Psoriasis and vitiligo are close relatives
Authors Sharquie KE, Salman HA, Yaseen AK
Received 29 May 2017
Accepted for publication 3 July 2017
Published 29 August 2017 Volume 2017:10 Pages 341—345
Checked for plagiarism Yes
Review by Single anonymous peer review
Peer reviewer comments 2
Editor who approved publication: Dr Jeffrey Weinberg
Khalifa E Sharquie,1 Husam Ali Salman,1 Aseel K Yaseen2
1Department of Dermatology and Venereology, College of Medicine, University of Baghdad, Baghdad, Iraq, 2Department of Dermatology and Venereology, Baghdad Teaching Hospital, Baghdad, Iraq
Background: Both vitiligo and psoriasis are chronic inflammatory autoimmune diseases with genetic elements.
Objective: To estimate the frequencies of psoriasis in vitiligo patients and vice versa and to compare them with healthy controls.
Patients and methods: A total of 1000 subjects were included, 250 of them had vitiligo, 250 had psoriasis, and 500 were healthy controls.
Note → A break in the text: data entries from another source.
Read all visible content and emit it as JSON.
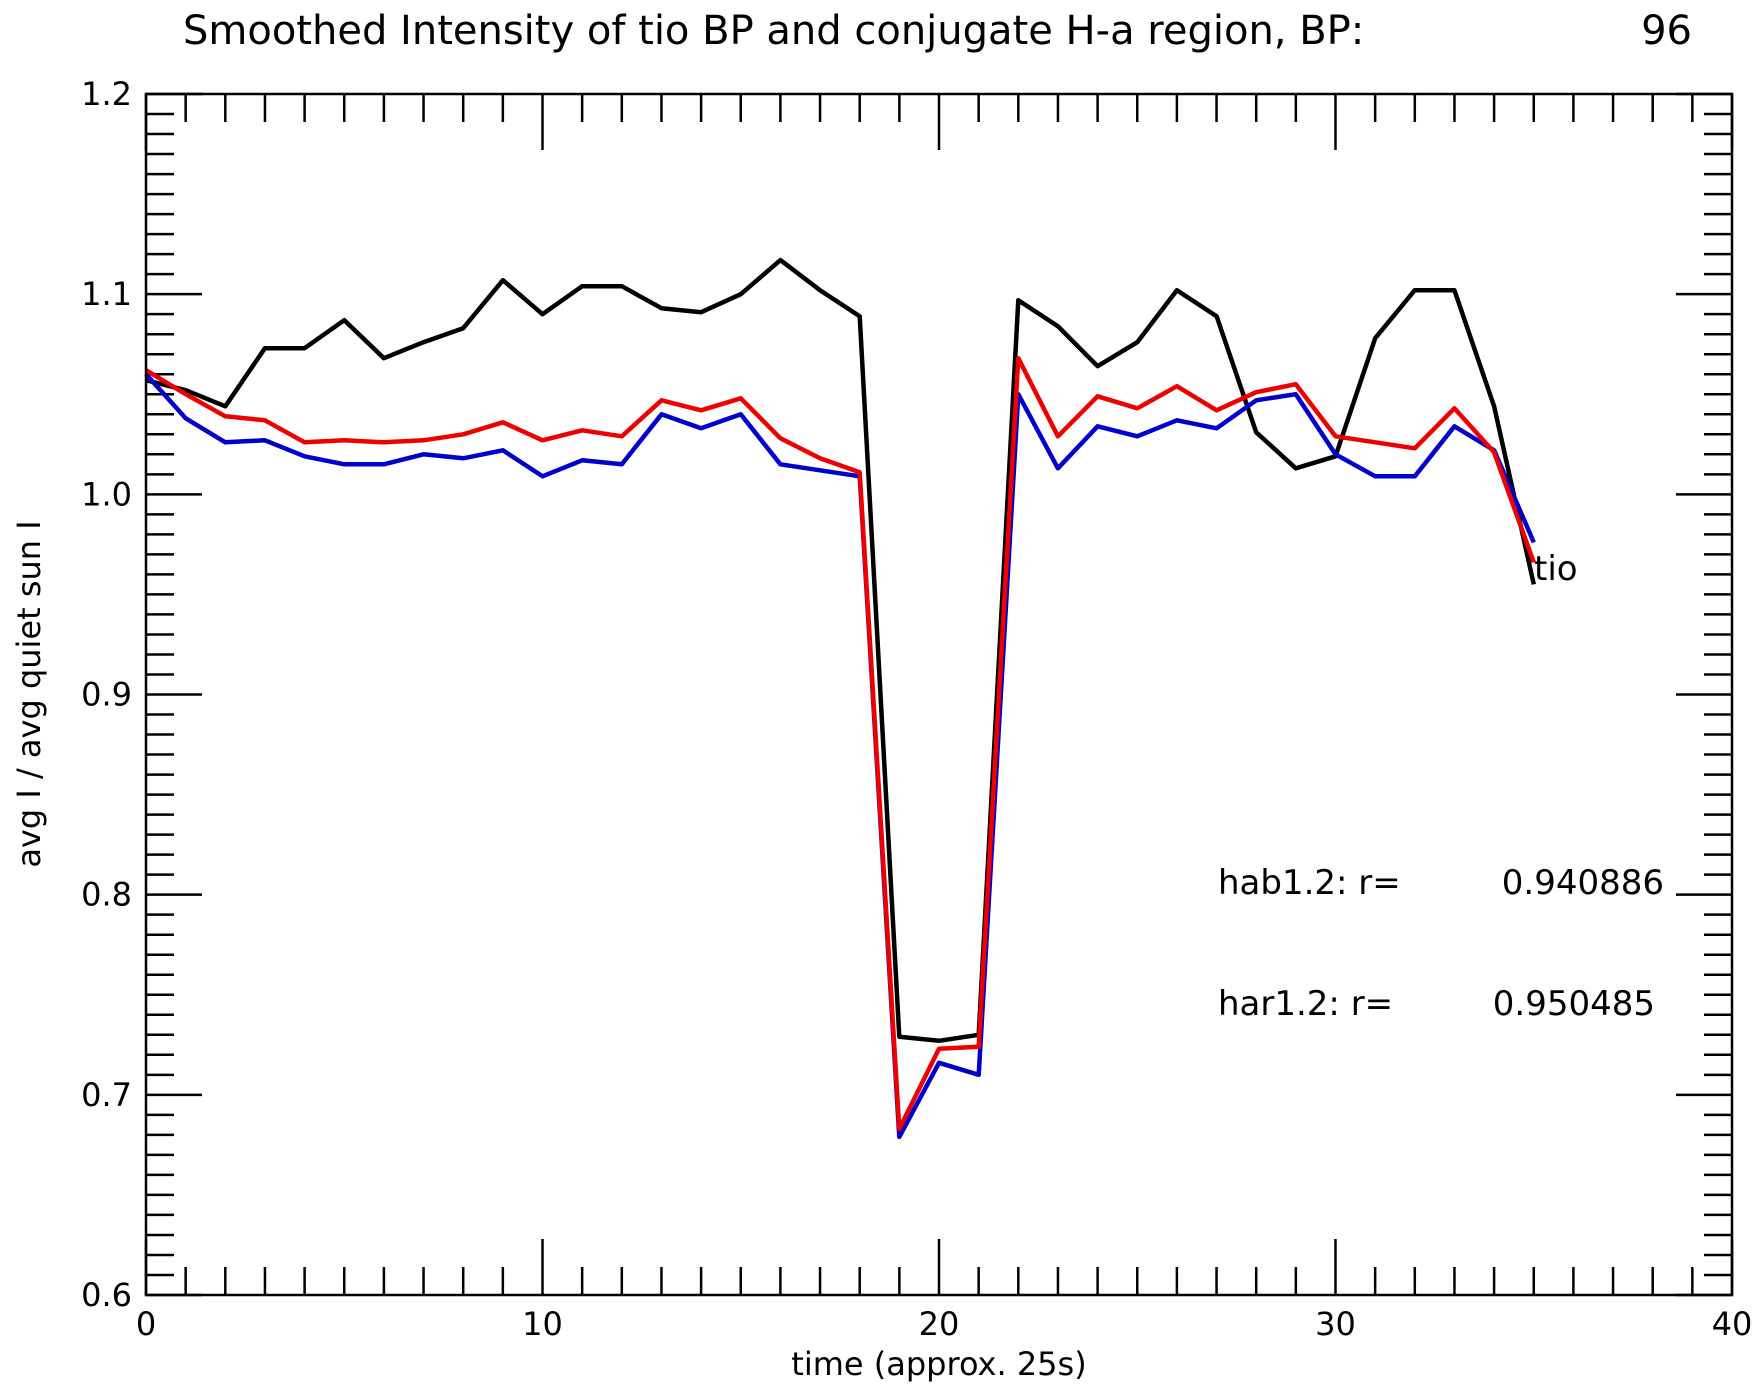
{
  "chart_data": {
    "type": "line",
    "title": "Smoothed Intensity of tio BP and conjugate H-a region, BP:",
    "title_value": "96",
    "xlabel": "time (approx. 25s)",
    "ylabel": "avg I / avg quiet sun I",
    "xlim": [
      0,
      40
    ],
    "ylim": [
      0.6,
      1.2
    ],
    "xticks": [
      0,
      10,
      20,
      30,
      40
    ],
    "xtick_labels": [
      "0",
      "10",
      "20",
      "30",
      "40"
    ],
    "yticks": [
      0.6,
      0.7,
      0.8,
      0.9,
      1.0,
      1.1,
      1.2
    ],
    "ytick_labels": [
      "0.6",
      "0.7",
      "0.8",
      "0.9",
      "1.0",
      "1.1",
      "1.2"
    ],
    "grid": false,
    "x": [
      0,
      1,
      2,
      3,
      4,
      5,
      6,
      7,
      8,
      9,
      10,
      11,
      12,
      13,
      14,
      15,
      16,
      17,
      18,
      19,
      20,
      21,
      22,
      23,
      24,
      25,
      26,
      27,
      28,
      29,
      30,
      31,
      32,
      33,
      34,
      35
    ],
    "series": [
      {
        "key": "tio",
        "color": "#000000",
        "values": [
          1.057,
          1.052,
          1.044,
          1.073,
          1.073,
          1.087,
          1.068,
          1.076,
          1.083,
          1.107,
          1.09,
          1.104,
          1.104,
          1.093,
          1.091,
          1.1,
          1.117,
          1.102,
          1.089,
          0.729,
          0.727,
          0.73,
          1.097,
          1.084,
          1.064,
          1.076,
          1.102,
          1.089,
          1.031,
          1.013,
          1.019,
          1.078,
          1.102,
          1.102,
          1.044,
          0.955
        ]
      },
      {
        "key": "hab1.2",
        "color": "#0000cc",
        "values": [
          1.06,
          1.038,
          1.026,
          1.027,
          1.019,
          1.015,
          1.015,
          1.02,
          1.018,
          1.022,
          1.009,
          1.017,
          1.015,
          1.04,
          1.033,
          1.04,
          1.015,
          1.012,
          1.009,
          0.679,
          0.716,
          0.71,
          1.05,
          1.013,
          1.034,
          1.029,
          1.037,
          1.033,
          1.047,
          1.05,
          1.02,
          1.009,
          1.009,
          1.034,
          1.022,
          0.976
        ]
      },
      {
        "key": "har1.2",
        "color": "#ee0000",
        "values": [
          1.062,
          1.05,
          1.039,
          1.037,
          1.026,
          1.027,
          1.026,
          1.027,
          1.03,
          1.036,
          1.027,
          1.032,
          1.029,
          1.047,
          1.042,
          1.048,
          1.028,
          1.018,
          1.011,
          0.683,
          0.723,
          0.724,
          1.068,
          1.029,
          1.049,
          1.043,
          1.054,
          1.042,
          1.051,
          1.055,
          1.029,
          1.026,
          1.023,
          1.043,
          1.021,
          0.966
        ]
      }
    ],
    "line_label": "tio",
    "annotations": [
      {
        "label": "hab1.2: r=",
        "value": "0.940886"
      },
      {
        "label": "har1.2: r=",
        "value": "0.950485"
      }
    ]
  }
}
Measurement of the frequencies of vitiligo in psoriatic patients and psoriasis in vitiligo patients was carried out. Thereafter the frequencies of both diseases were assessed in healthy controls. The frequency of vitiligo among psoriatic patients was compared with that of vitiligo in healthy controls. A similar comparison was done between the frequency of psoriasis among vitiligo patients with that in healthy controls. Other comparisons were performed between the frequency of family history of psoriasis among vitiligo patients with that in healthy controls and between the frequency of family history of vitiligo in psoriatic patients with that in healthy controls.
Results: The frequency of psoriasis among vitiligo patients was 15 (6%) and among healthy controls was 2 (0.4%); there is a statistically significant difference (P=0.001). The frequency of vitiligo among psoriatic patients was 5 (2%) and among healthy controls was 3 (0.6%); no statistically significant difference was found (P=0.16). The family history of psoriasis among vitiligo patients was 23 (9.2%) and among healthy controls was 20 (4%); there is a significant association (P=0.043). The family history of vitiligo among psoriatic patients was 24 (9.6%) and among healthy controls was 40 (8%); the difference is statistically significant (P=0.042).
Conclusion: The present work has confirmed the close relationship between vitiligo and psoriasis.